The patient, identified in charging documents as “C.N.,” died when he was struck by a car in the parking lot of Hidden Hollow early April 11, 2022. The driver was a Hidden Hollow employee, and the death was ruled a suicide.

The man killed had been living at the facility for about two and a half months before his death, charging documents state. When he moved in, he did not have any of the medication he had been prescribed.

“Rather than scheduling appropriate medical evaluations so that [the patient] could be officially admitted and receive proper medical treatment, [Lauritzen] administered [medication to the patient] using a stash of discontinued medication saved from a prior patient(s),” charging documents state.

The patient received full doses of this borrowed medication from around the time he arrived through April 1, 2022. As the stash began to dwindle, the patient began receiving smaller doses. By April 4, 2022, the leftover medication had run out, and the patient received none, charging documents state.

“The following week [the patient] exhibited uncontrolled behavior including hitting staff and residents, streaking outside, and laying down in the road and screaming that he wanted to die,” charging documents state.

One example happened April 7, 2022, when the patient reportedly ran out of the facility and into a road while naked, court documents state. He was heard repeating that “he needed to call 911 and wanted to die.”

Three days later, on April 10, 2022, the patient again ran out of the facility, this time attempting to lie down in the middle of the street. Odunze escorted him back inside, according to the charging documents.

“During an interview, [Odunze] said no other action was taken than to observe him closely,” the documents state.

That night, Odunze left the facility at about 8:30 p.m. without implementing any emergency measures or warning the employee who eventually struck and killed the patient just hours later, according to charging documents.

“In her role as Administrator, [Odunze] was a caretaker who had the duty to care for [the patient], a vulnerable adult,” prosecutors wrote in the charging documents. “Instead, she permitted [the patient’s] health to be endangered by failing to properly follow up on suicidal behaviors. [Odunze] failed to take emergency action, adequately warn staff, or put safeguards in place.”

The Disability Law Center report released Monday details the April 11, 2022, death of Chien Nguyen, who was a patient at Hidden Hollow Care Center. His initials match the initials of the patient described in charging documents. The date and manner of Nguyen’s death align as well.

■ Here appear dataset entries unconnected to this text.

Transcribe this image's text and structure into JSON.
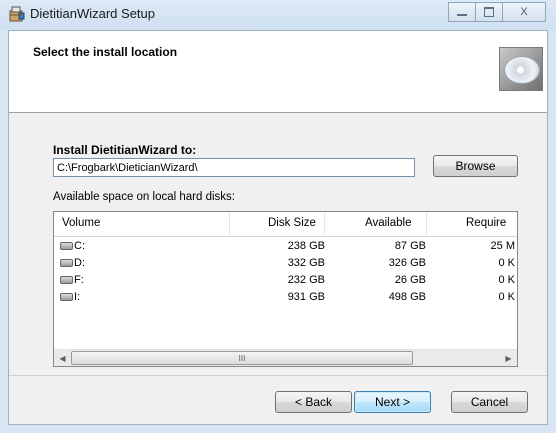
{
  "window": {
    "title": "DietitianWizard Setup",
    "minimize_icon": "minimize-icon",
    "maximize_icon": "maximize-icon",
    "close_label": "X"
  },
  "banner": {
    "title": "Select the install location",
    "image_icon": "cd-disc-icon"
  },
  "install": {
    "label": "Install DietitianWizard to:",
    "path_value": "C:\\Frogbark\\DieticianWizard\\",
    "browse_label": "Browse"
  },
  "disks": {
    "label": "Available space on local hard disks:",
    "columns": [
      "Volume",
      "Disk Size",
      "Available",
      "Require"
    ],
    "rows": [
      {
        "volume": "C:",
        "size": "238 GB",
        "available": "87 GB",
        "required": "25 M"
      },
      {
        "volume": "D:",
        "size": "332 GB",
        "available": "326 GB",
        "required": "0 K"
      },
      {
        "volume": "F:",
        "size": "232 GB",
        "available": "26 GB",
        "required": "0 K"
      },
      {
        "volume": "I:",
        "size": "931 GB",
        "available": "498 GB",
        "required": "0 K"
      }
    ],
    "scroll_left": "◀",
    "scroll_right": "▶",
    "scroll_grip": "III"
  },
  "buttons": {
    "back": "< Back",
    "next": "Next >",
    "cancel": "Cancel"
  },
  "colors": {
    "title_bar": "#d8e6f3",
    "next_button_border": "#3c7fb1"
  }
}
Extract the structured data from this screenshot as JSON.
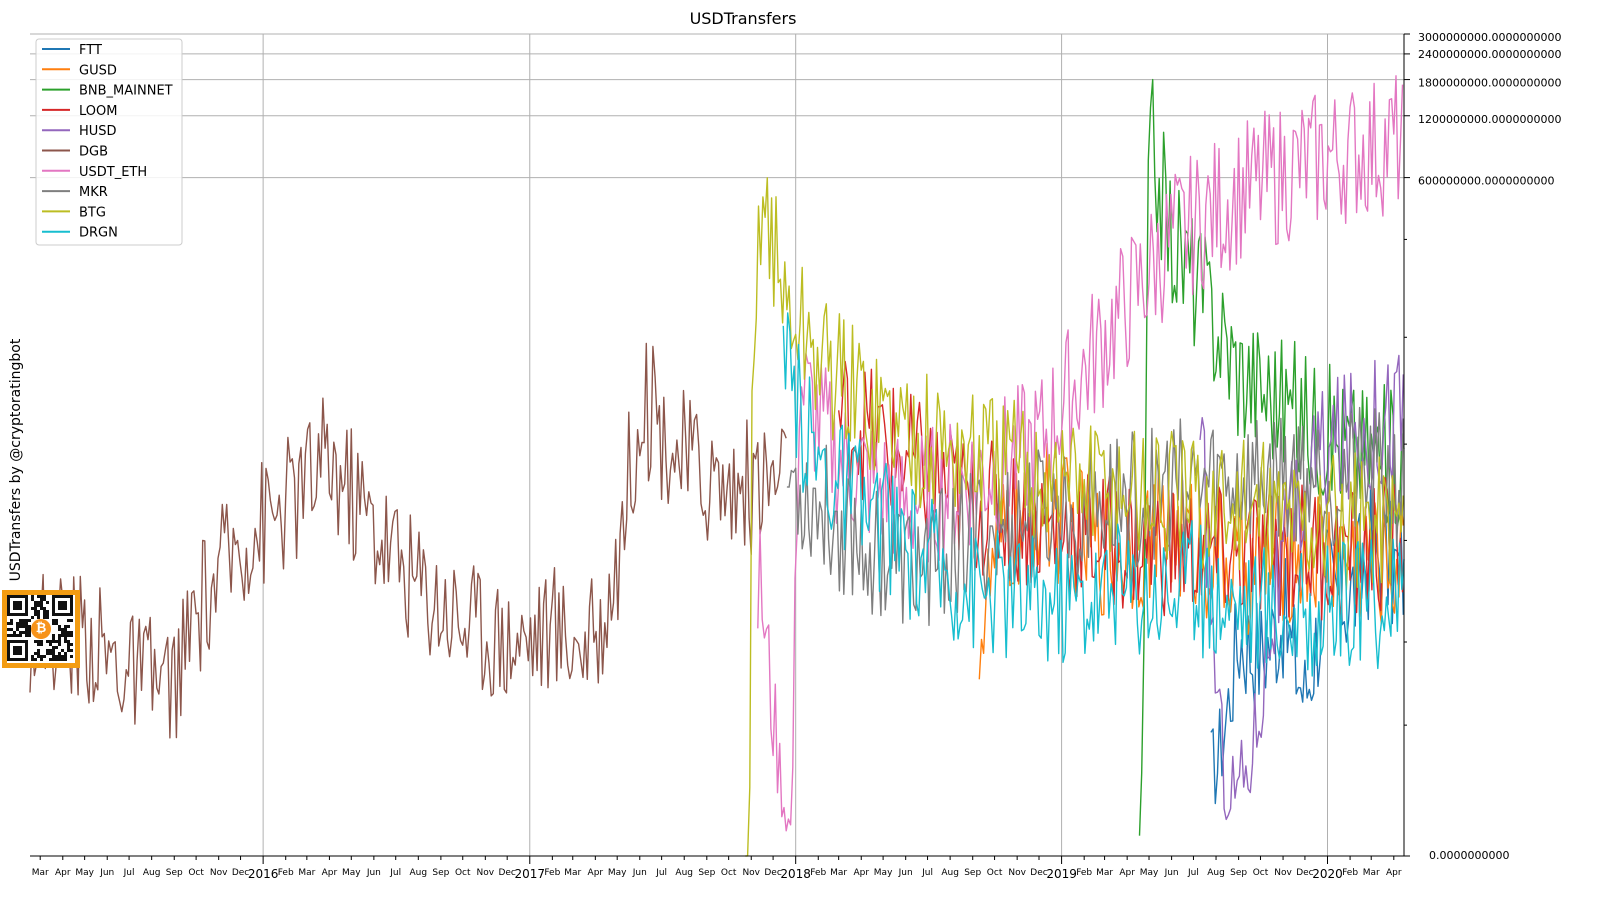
{
  "chart_data": {
    "type": "line",
    "title": "USDTransfers",
    "ylabel": "USDTransfers by @cryptoratingbot",
    "xlabel": "",
    "y_scale": "symlog",
    "x_range": [
      "2015-02-15",
      "2020-04-15"
    ],
    "grid": true,
    "legend_position": "top-left",
    "y_right_tick_labels": [
      "3000000000.0000000000",
      "2400000000.0000000000",
      "1800000000.0000000000",
      "1200000000.0000000000",
      "600000000.0000000000",
      "0.0000000000"
    ],
    "y_right_tick_values": [
      3000000000,
      2400000000,
      1800000000,
      1200000000,
      600000000,
      0
    ],
    "year_labels": [
      "2016",
      "2017",
      "2018",
      "2019",
      "2020"
    ],
    "month_labels": [
      "Mar",
      "Apr",
      "May",
      "Jun",
      "Jul",
      "Aug",
      "Sep",
      "Oct",
      "Nov",
      "Dec",
      "Feb",
      "Mar",
      "Apr",
      "May",
      "Jun",
      "Jul",
      "Aug",
      "Sep",
      "Oct",
      "Nov",
      "Dec",
      "Feb",
      "Mar",
      "Apr",
      "May",
      "Jun",
      "Jul",
      "Aug",
      "Sep",
      "Oct",
      "Nov",
      "Dec",
      "Feb",
      "Mar",
      "Apr",
      "May",
      "Jun",
      "Jul",
      "Aug",
      "Sep",
      "Oct",
      "Nov",
      "Dec",
      "Feb",
      "Mar",
      "Apr",
      "May",
      "Jun",
      "Jul",
      "Aug",
      "Sep",
      "Oct",
      "Nov",
      "Dec",
      "Feb",
      "Mar",
      "Apr"
    ],
    "series": [
      {
        "name": "FTT",
        "color": "#1f77b4",
        "start": "2019-07-25",
        "end": "2020-04-15",
        "points": [
          [
            "2019-08-01",
            480000
          ],
          [
            "2019-09-01",
            3200000
          ],
          [
            "2019-10-01",
            2500000
          ],
          [
            "2019-11-01",
            4000000
          ],
          [
            "2019-12-01",
            1500000
          ],
          [
            "2020-01-01",
            6000000
          ],
          [
            "2020-02-01",
            5000000
          ],
          [
            "2020-03-01",
            9000000
          ],
          [
            "2020-04-01",
            7000000
          ]
        ]
      },
      {
        "name": "GUSD",
        "color": "#ff7f0e",
        "start": "2018-09-10",
        "end": "2020-04-15",
        "points": [
          [
            "2018-09-15",
            3500000
          ],
          [
            "2018-10-01",
            8000000
          ],
          [
            "2018-12-01",
            15000000
          ],
          [
            "2019-03-01",
            9000000
          ],
          [
            "2019-06-01",
            11000000
          ],
          [
            "2019-09-01",
            7000000
          ],
          [
            "2019-12-01",
            9000000
          ],
          [
            "2020-03-01",
            8000000
          ],
          [
            "2020-04-10",
            7500000
          ]
        ]
      },
      {
        "name": "BNB_MAINNET",
        "color": "#2ca02c",
        "start": "2019-04-18",
        "end": "2020-04-15",
        "points": [
          [
            "2019-04-20",
            100000
          ],
          [
            "2019-05-01",
            1000000000
          ],
          [
            "2019-06-01",
            300000000
          ],
          [
            "2019-07-01",
            200000000
          ],
          [
            "2019-09-01",
            70000000
          ],
          [
            "2019-12-01",
            40000000
          ],
          [
            "2020-02-01",
            30000000
          ],
          [
            "2020-04-10",
            25000000
          ]
        ]
      },
      {
        "name": "LOOM",
        "color": "#d62728",
        "start": "2018-03-01",
        "end": "2020-04-15",
        "points": [
          [
            "2018-03-15",
            40000000
          ],
          [
            "2018-06-01",
            25000000
          ],
          [
            "2018-09-01",
            15000000
          ],
          [
            "2018-12-01",
            12000000
          ],
          [
            "2019-03-01",
            10000000
          ],
          [
            "2019-06-01",
            9000000
          ],
          [
            "2019-09-01",
            8000000
          ],
          [
            "2019-12-01",
            9000000
          ],
          [
            "2020-02-01",
            8000000
          ],
          [
            "2020-04-10",
            10000000
          ]
        ]
      },
      {
        "name": "HUSD",
        "color": "#9467bd",
        "start": "2019-07-10",
        "end": "2020-04-15",
        "points": [
          [
            "2019-07-15",
            20000000
          ],
          [
            "2019-08-15",
            300000
          ],
          [
            "2019-09-15",
            500000
          ],
          [
            "2019-10-15",
            4000000
          ],
          [
            "2019-11-15",
            12000000
          ],
          [
            "2019-12-15",
            25000000
          ],
          [
            "2020-01-15",
            30000000
          ],
          [
            "2020-02-15",
            35000000
          ],
          [
            "2020-03-15",
            40000000
          ],
          [
            "2020-04-10",
            45000000
          ]
        ]
      },
      {
        "name": "DGB",
        "color": "#8c564b",
        "start": "2015-02-15",
        "end": "2017-12-20",
        "points": [
          [
            "2015-03-01",
            3500000
          ],
          [
            "2015-05-01",
            3200000
          ],
          [
            "2015-07-01",
            2000000
          ],
          [
            "2015-09-01",
            1700000
          ],
          [
            "2015-10-01",
            4000000
          ],
          [
            "2015-12-01",
            10000000
          ],
          [
            "2016-02-01",
            15000000
          ],
          [
            "2016-04-01",
            25000000
          ],
          [
            "2016-06-01",
            12000000
          ],
          [
            "2016-08-01",
            6000000
          ],
          [
            "2016-10-01",
            4000000
          ],
          [
            "2016-12-01",
            3000000
          ],
          [
            "2017-02-01",
            3500000
          ],
          [
            "2017-04-01",
            2800000
          ],
          [
            "2017-05-01",
            8000000
          ],
          [
            "2017-06-01",
            50000000
          ],
          [
            "2017-08-01",
            25000000
          ],
          [
            "2017-10-01",
            18000000
          ],
          [
            "2017-12-01",
            20000000
          ]
        ]
      },
      {
        "name": "USDT_ETH",
        "color": "#e377c2",
        "start": "2017-11-10",
        "end": "2020-04-15",
        "points": [
          [
            "2017-11-15",
            5500000
          ],
          [
            "2017-12-25",
            100000
          ],
          [
            "2018-01-05",
            60000000
          ],
          [
            "2018-03-01",
            25000000
          ],
          [
            "2018-06-01",
            15000000
          ],
          [
            "2018-09-01",
            20000000
          ],
          [
            "2018-12-01",
            30000000
          ],
          [
            "2019-03-01",
            100000000
          ],
          [
            "2019-06-01",
            300000000
          ],
          [
            "2019-09-01",
            500000000
          ],
          [
            "2019-12-01",
            700000000
          ],
          [
            "2020-02-01",
            800000000
          ],
          [
            "2020-04-10",
            900000000
          ]
        ]
      },
      {
        "name": "MKR",
        "color": "#7f7f7f",
        "start": "2017-12-20",
        "end": "2020-04-15",
        "points": [
          [
            "2017-12-25",
            20000000
          ],
          [
            "2018-03-01",
            12000000
          ],
          [
            "2018-06-01",
            7000000
          ],
          [
            "2018-09-01",
            10000000
          ],
          [
            "2018-12-01",
            13000000
          ],
          [
            "2019-03-01",
            15000000
          ],
          [
            "2019-06-01",
            18000000
          ],
          [
            "2019-09-01",
            20000000
          ],
          [
            "2019-12-01",
            22000000
          ],
          [
            "2020-03-01",
            20000000
          ]
        ]
      },
      {
        "name": "BTG",
        "color": "#bcbd22",
        "start": "2017-10-24",
        "end": "2020-04-15",
        "points": [
          [
            "2017-10-25",
            0
          ],
          [
            "2017-11-01",
            30000000
          ],
          [
            "2017-11-15",
            600000000
          ],
          [
            "2017-12-15",
            150000000
          ],
          [
            "2018-02-01",
            80000000
          ],
          [
            "2018-04-01",
            50000000
          ],
          [
            "2018-07-01",
            30000000
          ],
          [
            "2018-10-01",
            25000000
          ],
          [
            "2019-01-01",
            20000000
          ],
          [
            "2019-04-01",
            18000000
          ],
          [
            "2019-07-01",
            15000000
          ],
          [
            "2019-10-01",
            14000000
          ],
          [
            "2020-01-01",
            12000000
          ],
          [
            "2020-04-10",
            13000000
          ]
        ]
      },
      {
        "name": "DRGN",
        "color": "#17becf",
        "start": "2017-12-15",
        "end": "2020-04-15",
        "points": [
          [
            "2017-12-20",
            60000000
          ],
          [
            "2018-02-01",
            25000000
          ],
          [
            "2018-04-01",
            15000000
          ],
          [
            "2018-06-01",
            9000000
          ],
          [
            "2018-09-01",
            6000000
          ],
          [
            "2018-12-01",
            5000000
          ],
          [
            "2019-03-01",
            5500000
          ],
          [
            "2019-06-01",
            6000000
          ],
          [
            "2019-09-01",
            5000000
          ],
          [
            "2019-12-01",
            4000000
          ],
          [
            "2020-02-01",
            4500000
          ],
          [
            "2020-04-10",
            5000000
          ]
        ]
      }
    ]
  }
}
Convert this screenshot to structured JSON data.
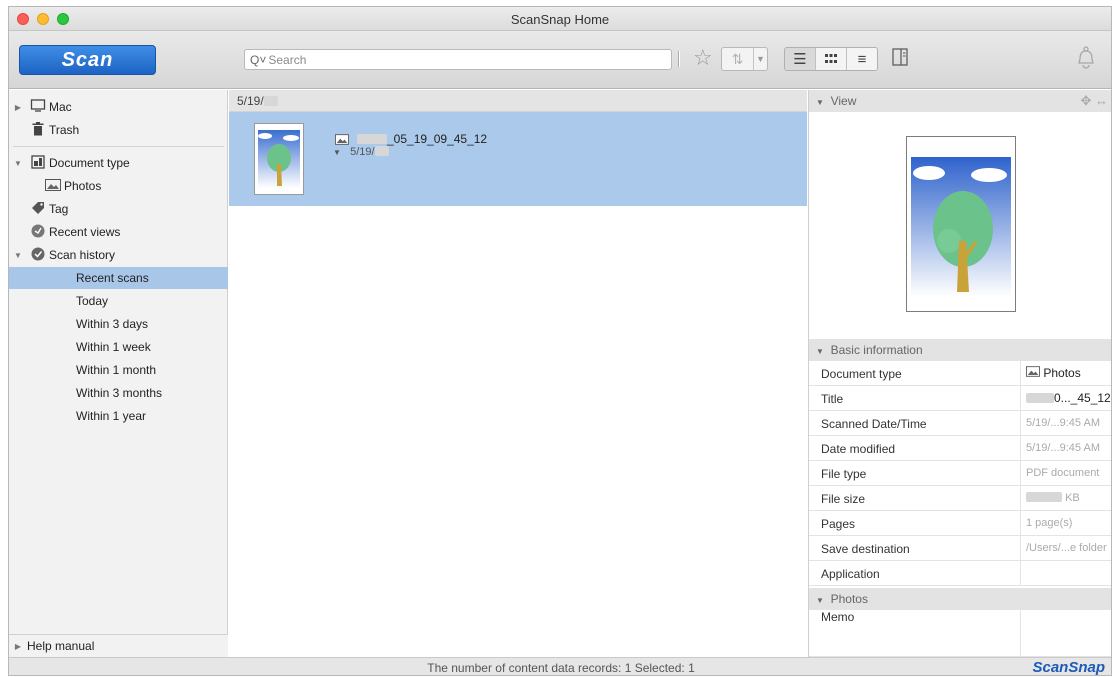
{
  "window": {
    "title": "ScanSnap Home"
  },
  "toolbar": {
    "scan_label": "Scan",
    "search_placeholder": "Search",
    "search_value": ""
  },
  "sidebar": {
    "items": [
      {
        "label": "Mac",
        "icon": "monitor-icon",
        "expander": "collapsed"
      },
      {
        "label": "Trash",
        "icon": "trash-icon"
      },
      {
        "label": "Document type",
        "icon": "document-type-icon",
        "expander": "expanded"
      },
      {
        "label": "Photos",
        "icon": "photo-icon"
      },
      {
        "label": "Tag",
        "icon": "tag-icon"
      },
      {
        "label": "Recent views",
        "icon": "recent-views-icon"
      },
      {
        "label": "Scan history",
        "icon": "scan-history-icon",
        "expander": "expanded"
      },
      {
        "label": "Recent scans",
        "selected": true
      },
      {
        "label": "Today"
      },
      {
        "label": "Within 3 days"
      },
      {
        "label": "Within 1 week"
      },
      {
        "label": "Within 1 month"
      },
      {
        "label": "Within 3 months"
      },
      {
        "label": "Within 1 year"
      }
    ],
    "help_label": "Help manual"
  },
  "content": {
    "group_date": "5/19/",
    "rows": [
      {
        "title_suffix": "_05_19_09_45_12",
        "date": "5/19/",
        "selected": true
      }
    ]
  },
  "right_panel": {
    "view_header": "View",
    "basic_header": "Basic information",
    "info": [
      {
        "key": "Document type",
        "value": "Photos",
        "icon": "photo-icon",
        "dark": true
      },
      {
        "key": "Title",
        "value": "0..._45_12",
        "dark": true
      },
      {
        "key": "Scanned Date/Time",
        "value": "5/19/...9:45 AM"
      },
      {
        "key": "Date modified",
        "value": "5/19/...9:45 AM"
      },
      {
        "key": "File type",
        "value": "PDF document"
      },
      {
        "key": "File size",
        "value": "KB"
      },
      {
        "key": "Pages",
        "value": "1 page(s)"
      },
      {
        "key": "Save destination",
        "value": "/Users/...e folder"
      },
      {
        "key": "Application",
        "value": ""
      }
    ],
    "photos_header": "Photos",
    "memo_label": "Memo"
  },
  "status": {
    "text": "The number of content data records: 1   Selected: 1",
    "brand": "ScanSnap"
  },
  "colors": {
    "accent": "#1d63c4",
    "selection": "#abc9ea",
    "sidebar_selection": "#a7c6e8"
  }
}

That report states Hidden Hollow was fined $8,000 in connection with Nguyen’s death, as well as another confrontation where a staffer allegedly assaulted a resident and broke the resident’s tooth. The facility was also barred from admitting more residents for one month, but after that period, Hidden Hollow continued to admit and care for residents with intellectual and developmental disabilities, the report states.

Last week, the Utah attorney general’s office filed neglect, abuse and exploitation charges against a father and son who previously ran an unlicensed board-and-care facility for vulnerable adults in Midvale that county health officials shut down in 2022 because of unsafe and unsanitary conditions.

That shuttered facility, Evergreen Place, was also cited in the Disability Law Center’s report.

The report called on Utah officials to increase regulations of long-term care facilities to ensure “quality oversight.”

“Across service systems, Utah licensing and state agencies have failed to protect people with disabilities,” the report states. “Time and time again, facilities that mistreat vulnerable residents and fail to provide them with appropriate treatment or even humane living conditions continue to operate.”